Fromer Menachem, Yanover Chen
School of Computer Science and Engineering, The Hebrew University of Jerusalem, Israel.
Bioinformatics. 2008 Jul 1;24(13):i214-22. doi: 10.1093/bioinformatics/btn168.
The task of engineering a protein to perform a target biological function is known as protein design. A commonly used paradigm casts this functional design problem as a structural one, assuming a fixed backbone. In probabilistic protein design, positional amino acid probabilities are used to create a random library of sequences to be simultaneously screened for biological activity. Clearly, certain choices of probability distributions will be more successful in yielding functional sequences. However, since the number of sequences is exponential in protein length, computational optimization of the distribution is difficult.
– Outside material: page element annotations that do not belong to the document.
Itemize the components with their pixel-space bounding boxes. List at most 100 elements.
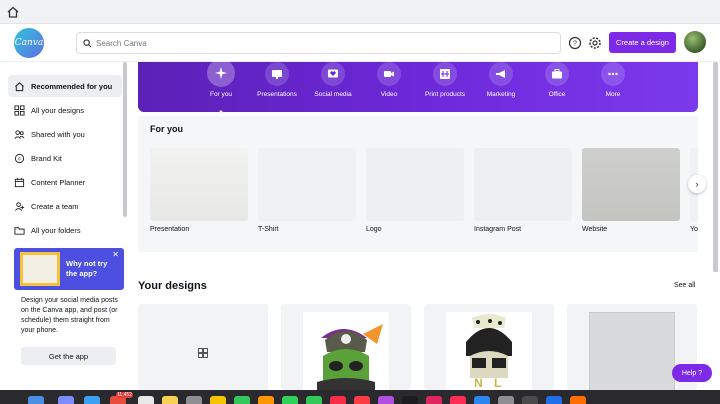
tab-marketing[interactable]: Marketing (471, 62, 531, 112)
sidebar-item-label: Create a team (31, 201, 79, 211)
tab-label: Social media (314, 91, 352, 98)
close-icon[interactable]: ✕ (112, 250, 119, 259)
page-scrollbar[interactable] (713, 62, 718, 272)
tab-print-products[interactable]: Print products (415, 62, 475, 112)
more-icon (608, 72, 618, 76)
help-button[interactable]: Help ? (672, 364, 712, 382)
sidebar-item-create-team[interactable]: Create a team (8, 195, 122, 217)
briefcase-icon (552, 69, 562, 79)
avatar[interactable] (684, 31, 706, 53)
app-store-icon[interactable] (474, 396, 490, 404)
messages-icon[interactable] (282, 396, 298, 404)
sidebar-item-label: Shared with you (31, 129, 85, 139)
recommended-icon (15, 81, 24, 91)
tab-video[interactable]: Video (359, 62, 419, 112)
sparkle-icon (215, 67, 227, 79)
tab-office[interactable]: Office (527, 62, 587, 112)
sidebar-item-folders[interactable]: All your folders (8, 219, 122, 241)
app-header: Canva ? Create a design (0, 24, 720, 62)
sidebar-item-label: All your designs (31, 105, 84, 115)
get-app-button[interactable]: Get the app (21, 347, 116, 365)
sidebar-item-all-designs[interactable]: All your designs (8, 99, 122, 121)
tab-label: More (605, 91, 621, 98)
maps-icon[interactable] (234, 396, 250, 404)
print-icon (440, 69, 450, 79)
design-thumbnail (589, 312, 675, 390)
card-label: Logo (366, 226, 382, 233)
template-card-presentation[interactable] (150, 148, 248, 221)
news-icon[interactable] (426, 396, 442, 404)
browser-toolbar (0, 0, 720, 24)
safari-icon[interactable] (84, 396, 100, 404)
sidebar-item-recommended[interactable]: Recommended for you (8, 75, 122, 97)
design-card-skull-leopard[interactable]: N L (424, 304, 554, 390)
svg-text:?: ? (573, 41, 577, 48)
card-label: Instagram Post (474, 226, 522, 233)
tab-label: Print products (424, 91, 466, 98)
settings-icon[interactable] (498, 396, 514, 404)
help-circle-icon[interactable]: ? (567, 35, 583, 51)
app-promo-banner[interactable]: Why not try the app? ✕ (14, 248, 124, 290)
search-icon (83, 38, 92, 47)
design-thumbnail: N L (446, 312, 532, 390)
photos-icon[interactable] (210, 396, 226, 404)
heart-icon (328, 69, 338, 78)
tv-icon[interactable] (402, 396, 418, 404)
create-design-button[interactable]: Create a design (609, 32, 676, 53)
home-icon[interactable] (6, 5, 20, 19)
books-icon[interactable] (258, 396, 274, 404)
search-bar[interactable] (76, 32, 561, 54)
grid-icon (198, 348, 208, 358)
search-input[interactable] (96, 38, 536, 48)
see-all-link[interactable]: See all (674, 282, 695, 289)
presentation-icon (272, 70, 282, 79)
notes-icon[interactable] (162, 396, 178, 404)
template-card-tshirt[interactable] (258, 148, 356, 221)
gear-icon[interactable] (587, 35, 603, 51)
itunes-icon[interactable] (354, 396, 370, 404)
people-icon (14, 129, 25, 139)
calendar-icon[interactable] (138, 396, 154, 404)
section-title: For you (150, 124, 183, 134)
design-card-skull-orange[interactable] (281, 304, 411, 390)
badge: 11,452 (116, 392, 133, 398)
team-icon (15, 201, 25, 211)
launchpad-icon[interactable] (58, 396, 74, 404)
card-label: Presentation (150, 226, 190, 233)
music-icon[interactable] (330, 396, 346, 404)
sidebar-item-shared[interactable]: Shared with you (8, 123, 122, 145)
tab-social-media[interactable]: Social media (303, 62, 363, 112)
video-icon (384, 71, 394, 77)
template-card-instagram-post[interactable] (474, 148, 572, 221)
card-label: T-Shirt (258, 226, 279, 233)
app-icon[interactable] (570, 396, 586, 404)
grid-icon (14, 104, 25, 116)
sidebar-scrollbar[interactable] (123, 62, 127, 217)
podcasts-icon[interactable] (378, 396, 394, 404)
tab-label: Presentations (257, 91, 297, 98)
zoom-icon[interactable] (546, 396, 562, 404)
sidebar-item-label: Content Planner (31, 177, 86, 187)
template-card-website[interactable] (582, 148, 680, 221)
finder-icon[interactable] (28, 396, 44, 404)
card-label: Yo (690, 226, 698, 233)
utility-icon[interactable] (522, 396, 538, 404)
sidebar-item-content-planner[interactable]: Content Planner (8, 171, 122, 193)
tab-presentations[interactable]: Presentations (247, 62, 307, 112)
sidebar-item-brand-kit[interactable]: © Brand Kit (8, 147, 122, 169)
sidebar-item-label: Recommended for you (31, 81, 113, 91)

In this paper, we develop a computational framework for probabilistic protein design following the structural paradigm. We formulate the distribution of sequences for a structure using the Boltzmann distribution over their free energies. The corresponding probabilistic graphical model is constructed, and we apply belief propagation (BP) to calculate marginal amino acid probabilities. We test this method on a large structural dataset and demonstrate the superiority of BP over previous methods. Nevertheless, since the results obtained by BP are far from optimal, we thoroughly assess the paradigm using high-quality experimental data. We demonstrate that, for small scale sub-problems, BP attains identical results to those produced by exact inference on the paradigmatic model. However, quantitative analysis shows that the distributions predicted significantly differ from the experimental data. These findings, along with the excellent performance we observed using BP on the smaller problems, suggest potential shortcomings of the paradigm. We conclude with a discussion of how it may be improved in the future.
设计一种蛋白质以执行目标生物学功能的任务被称为蛋白质设计。一种常用的范式将这个功能设计问题视为一个结构问题,假设骨架是固定的。在概率性蛋白质设计中,位置氨基酸概率被用于创建一个随机的序列库,以便同时筛选其生物学活性。显然,某些概率分布的选择在产生功能性序列方面会更成功。然而,由于序列数量随蛋白质长度呈指数增长,对分布进行计算优化很困难。
在本文中,我们开发了一个遵循结构范式的概率性蛋白质设计计算框架。我们使用序列自由能的玻尔兹曼分布来制定结构的序列分布。构建了相应的概率图形模型,并应用信念传播(BP)来计算边际氨基酸概率。我们在一个大型结构数据集上测试了这种方法,并证明了BP相对于先前方法的优越性。然而,由于BP获得的结果远非最优,我们使用高质量的实验数据对该范式进行了全面评估。我们证明,对于小规模子问题,BP获得的结果与对范式模型进行精确推理产生的结果相同。然而,定量分析表明,预测的分布与实验数据有显著差异。这些发现,连同我们在较小问题上使用BP观察到的出色性能,表明了该范式的潜在缺点。我们最后讨论了未来如何改进它。